Ignore the over-inference that “he contradicts himself, so the whole thing is wrong.” Listing Claude-Code among discoveries does collide with his opening line, and it is a genuine flaw. But the flaw points straight at the part of his argument that is right: he instinctively concedes that closed-loop generative systems can discover. Seizing the contradiction to reject the whole talk throws out the solid core with it. The correct reading is to tighten the conclusion he left loose, not to call him wholly wrong because he left it loose.

Finally, ignore the reduction of this debate to a binary “are LLMs good enough or not.” The real question was never whether the LLM component is good enough; it is what kind of system you intend to put it in and what evaluation and search you pair it with. Sutton is arguing about system architecture, and the sharpest people on HN are arguing about system architecture. Staying at the “pro-LLM versus anti-LLM” level means you missed what both sides are saying.

FAQ

Why does AlphaGo's move 37 count as discovery while an LLM writing code does not?

In Sutton's framework the difference is not who is smarter but whether there is a hard evaluation independent of the model itself. AlphaGo has the win/loss outcome of Go as an objective judge; the quality of a move is not decided by imitating human game records. A bare LLM at inference has no such judge and can only sample from its training distribution. But the line is blurry: once an LLM's code is wired to a compiler and tests, it gains the same hard evaluation, and Sutton himself lists Claude-Code among the systems that make genuine discoveries.

Can RLVR let a model explore solutions outside its base distribution?
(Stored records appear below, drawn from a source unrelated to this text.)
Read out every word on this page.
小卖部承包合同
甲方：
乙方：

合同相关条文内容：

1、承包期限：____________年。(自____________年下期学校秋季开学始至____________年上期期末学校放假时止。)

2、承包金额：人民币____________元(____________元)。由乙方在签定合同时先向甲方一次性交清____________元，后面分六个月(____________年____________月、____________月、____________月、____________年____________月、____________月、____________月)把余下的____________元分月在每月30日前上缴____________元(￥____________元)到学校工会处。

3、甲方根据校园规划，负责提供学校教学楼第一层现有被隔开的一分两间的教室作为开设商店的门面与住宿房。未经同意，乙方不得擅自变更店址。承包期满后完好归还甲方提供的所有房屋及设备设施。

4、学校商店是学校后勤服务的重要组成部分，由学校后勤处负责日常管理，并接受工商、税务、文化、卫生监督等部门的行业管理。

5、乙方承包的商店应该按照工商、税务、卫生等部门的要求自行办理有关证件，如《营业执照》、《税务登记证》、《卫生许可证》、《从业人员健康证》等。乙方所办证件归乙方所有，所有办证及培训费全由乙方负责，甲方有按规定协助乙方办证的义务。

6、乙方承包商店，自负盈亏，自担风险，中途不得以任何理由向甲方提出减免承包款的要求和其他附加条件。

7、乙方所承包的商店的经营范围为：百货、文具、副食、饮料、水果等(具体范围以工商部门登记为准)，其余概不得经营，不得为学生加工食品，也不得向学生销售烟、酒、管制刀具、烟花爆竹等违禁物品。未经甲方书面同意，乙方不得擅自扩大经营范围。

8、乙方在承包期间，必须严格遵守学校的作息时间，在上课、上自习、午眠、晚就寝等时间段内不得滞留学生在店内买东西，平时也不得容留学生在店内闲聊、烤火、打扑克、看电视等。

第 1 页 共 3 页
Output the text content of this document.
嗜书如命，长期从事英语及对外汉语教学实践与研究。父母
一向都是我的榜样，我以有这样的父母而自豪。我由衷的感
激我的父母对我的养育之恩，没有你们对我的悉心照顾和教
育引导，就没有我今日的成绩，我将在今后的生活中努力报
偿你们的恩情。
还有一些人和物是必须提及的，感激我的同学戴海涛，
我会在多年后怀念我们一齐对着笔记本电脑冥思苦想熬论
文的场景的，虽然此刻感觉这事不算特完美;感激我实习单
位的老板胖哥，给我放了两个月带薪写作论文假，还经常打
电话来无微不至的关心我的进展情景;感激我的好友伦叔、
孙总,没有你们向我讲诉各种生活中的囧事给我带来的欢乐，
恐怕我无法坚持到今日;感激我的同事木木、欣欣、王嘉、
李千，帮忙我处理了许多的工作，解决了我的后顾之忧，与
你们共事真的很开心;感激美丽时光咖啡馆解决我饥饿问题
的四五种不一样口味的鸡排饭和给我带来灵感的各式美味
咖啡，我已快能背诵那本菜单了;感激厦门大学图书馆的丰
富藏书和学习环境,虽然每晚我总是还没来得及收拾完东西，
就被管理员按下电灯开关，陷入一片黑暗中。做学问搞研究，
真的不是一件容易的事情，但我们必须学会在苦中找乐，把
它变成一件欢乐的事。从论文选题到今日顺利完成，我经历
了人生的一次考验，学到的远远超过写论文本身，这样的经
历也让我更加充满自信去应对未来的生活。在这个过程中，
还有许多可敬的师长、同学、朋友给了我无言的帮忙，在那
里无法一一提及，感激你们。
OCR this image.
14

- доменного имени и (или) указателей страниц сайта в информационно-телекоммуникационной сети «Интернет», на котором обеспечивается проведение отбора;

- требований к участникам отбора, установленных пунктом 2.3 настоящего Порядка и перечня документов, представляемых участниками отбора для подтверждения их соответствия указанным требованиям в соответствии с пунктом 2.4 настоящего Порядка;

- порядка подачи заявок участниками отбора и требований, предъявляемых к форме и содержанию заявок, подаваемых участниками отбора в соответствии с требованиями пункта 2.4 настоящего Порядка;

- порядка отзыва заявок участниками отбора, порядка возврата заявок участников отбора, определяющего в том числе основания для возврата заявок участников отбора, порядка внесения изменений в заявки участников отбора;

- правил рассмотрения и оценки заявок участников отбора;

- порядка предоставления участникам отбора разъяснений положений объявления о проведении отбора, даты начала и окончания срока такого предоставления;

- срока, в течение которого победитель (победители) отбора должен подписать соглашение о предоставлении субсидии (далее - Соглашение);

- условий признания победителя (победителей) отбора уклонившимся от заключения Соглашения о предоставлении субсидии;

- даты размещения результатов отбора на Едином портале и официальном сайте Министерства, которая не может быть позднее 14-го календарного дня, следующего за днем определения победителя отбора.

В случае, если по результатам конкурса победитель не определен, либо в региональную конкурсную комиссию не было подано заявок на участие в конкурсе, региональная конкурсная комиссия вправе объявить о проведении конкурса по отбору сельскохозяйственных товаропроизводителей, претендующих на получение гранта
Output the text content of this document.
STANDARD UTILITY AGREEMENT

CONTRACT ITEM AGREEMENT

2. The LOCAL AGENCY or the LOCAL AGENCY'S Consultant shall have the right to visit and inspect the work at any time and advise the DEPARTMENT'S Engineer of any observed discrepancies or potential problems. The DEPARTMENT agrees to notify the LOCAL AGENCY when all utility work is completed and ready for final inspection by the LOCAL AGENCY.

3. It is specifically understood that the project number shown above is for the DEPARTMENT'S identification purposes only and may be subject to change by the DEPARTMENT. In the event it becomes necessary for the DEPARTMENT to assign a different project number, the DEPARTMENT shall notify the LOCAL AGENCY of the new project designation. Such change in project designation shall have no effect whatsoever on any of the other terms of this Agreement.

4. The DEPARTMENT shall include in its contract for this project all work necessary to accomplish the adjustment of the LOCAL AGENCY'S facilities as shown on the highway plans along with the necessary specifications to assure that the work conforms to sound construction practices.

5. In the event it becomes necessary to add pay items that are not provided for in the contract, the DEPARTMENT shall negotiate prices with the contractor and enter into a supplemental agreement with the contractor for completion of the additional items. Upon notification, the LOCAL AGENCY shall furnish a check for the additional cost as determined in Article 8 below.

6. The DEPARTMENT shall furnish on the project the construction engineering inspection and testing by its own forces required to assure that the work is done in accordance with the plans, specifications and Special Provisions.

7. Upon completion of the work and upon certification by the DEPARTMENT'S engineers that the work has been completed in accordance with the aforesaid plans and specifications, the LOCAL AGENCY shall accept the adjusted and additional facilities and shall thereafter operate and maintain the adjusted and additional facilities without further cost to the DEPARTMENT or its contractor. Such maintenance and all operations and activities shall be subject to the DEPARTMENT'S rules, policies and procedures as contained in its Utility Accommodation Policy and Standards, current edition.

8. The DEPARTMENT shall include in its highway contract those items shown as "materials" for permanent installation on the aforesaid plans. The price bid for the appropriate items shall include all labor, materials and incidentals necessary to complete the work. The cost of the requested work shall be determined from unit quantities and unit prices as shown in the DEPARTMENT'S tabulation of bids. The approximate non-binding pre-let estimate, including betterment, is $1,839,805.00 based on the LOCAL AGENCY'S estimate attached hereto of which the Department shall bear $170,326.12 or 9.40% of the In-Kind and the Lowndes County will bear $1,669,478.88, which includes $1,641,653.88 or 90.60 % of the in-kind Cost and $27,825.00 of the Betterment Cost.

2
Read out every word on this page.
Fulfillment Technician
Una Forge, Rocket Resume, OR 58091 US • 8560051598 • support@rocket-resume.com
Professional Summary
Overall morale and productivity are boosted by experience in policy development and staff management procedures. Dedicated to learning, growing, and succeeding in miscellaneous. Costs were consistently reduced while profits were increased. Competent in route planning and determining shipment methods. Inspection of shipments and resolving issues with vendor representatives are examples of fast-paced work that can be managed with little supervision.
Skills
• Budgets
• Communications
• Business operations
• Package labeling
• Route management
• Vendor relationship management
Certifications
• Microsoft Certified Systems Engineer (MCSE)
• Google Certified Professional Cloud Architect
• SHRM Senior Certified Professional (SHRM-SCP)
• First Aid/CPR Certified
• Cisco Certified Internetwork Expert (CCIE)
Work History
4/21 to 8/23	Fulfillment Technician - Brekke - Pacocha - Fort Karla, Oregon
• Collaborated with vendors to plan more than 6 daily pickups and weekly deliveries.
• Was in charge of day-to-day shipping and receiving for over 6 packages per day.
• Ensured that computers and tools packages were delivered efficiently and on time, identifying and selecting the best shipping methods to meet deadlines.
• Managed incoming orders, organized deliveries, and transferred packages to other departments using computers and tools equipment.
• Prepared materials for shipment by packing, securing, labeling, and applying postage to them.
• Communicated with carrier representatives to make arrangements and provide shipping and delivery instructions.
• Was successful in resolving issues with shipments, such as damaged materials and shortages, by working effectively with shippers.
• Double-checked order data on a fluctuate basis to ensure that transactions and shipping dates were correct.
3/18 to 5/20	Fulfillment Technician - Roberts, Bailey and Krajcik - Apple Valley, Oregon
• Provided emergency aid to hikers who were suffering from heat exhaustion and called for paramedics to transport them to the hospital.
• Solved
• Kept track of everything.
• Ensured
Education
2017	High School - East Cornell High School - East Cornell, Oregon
The evidence points to no. Reinforcement learning with verifiable rewards mostly pushes already-present, lower-probability trajectories toward the top of the base policy's distribution, improving maj@k and pass@1 but doing little for pass@k at high k. It sharpens an existing distribution rather than opening new territory. A trajectory with near-zero probability under the original model must be sampled before it can be rewarded, and RLVR rarely samples it. Crossing that ceiling takes external search such as MCTS or evolutionary search.

Is this the same point as Sutton's famous bitter lesson?

It is an extension of the same thread. The bitter lesson says general methods that scale with compute (search and learning) beat hand-coded human knowledge over time. Here he aims at generative AI: imitating human corpora is a way of baking human knowledge in, missing the step of searching from experience and goals. Both say the same thing, that real progress comes from search through interaction with the world, not from digesting an existing corpus.

Sources

No official primary source available; this analysis is based on reliable secondary reporting (named outlets, cross-confirmed).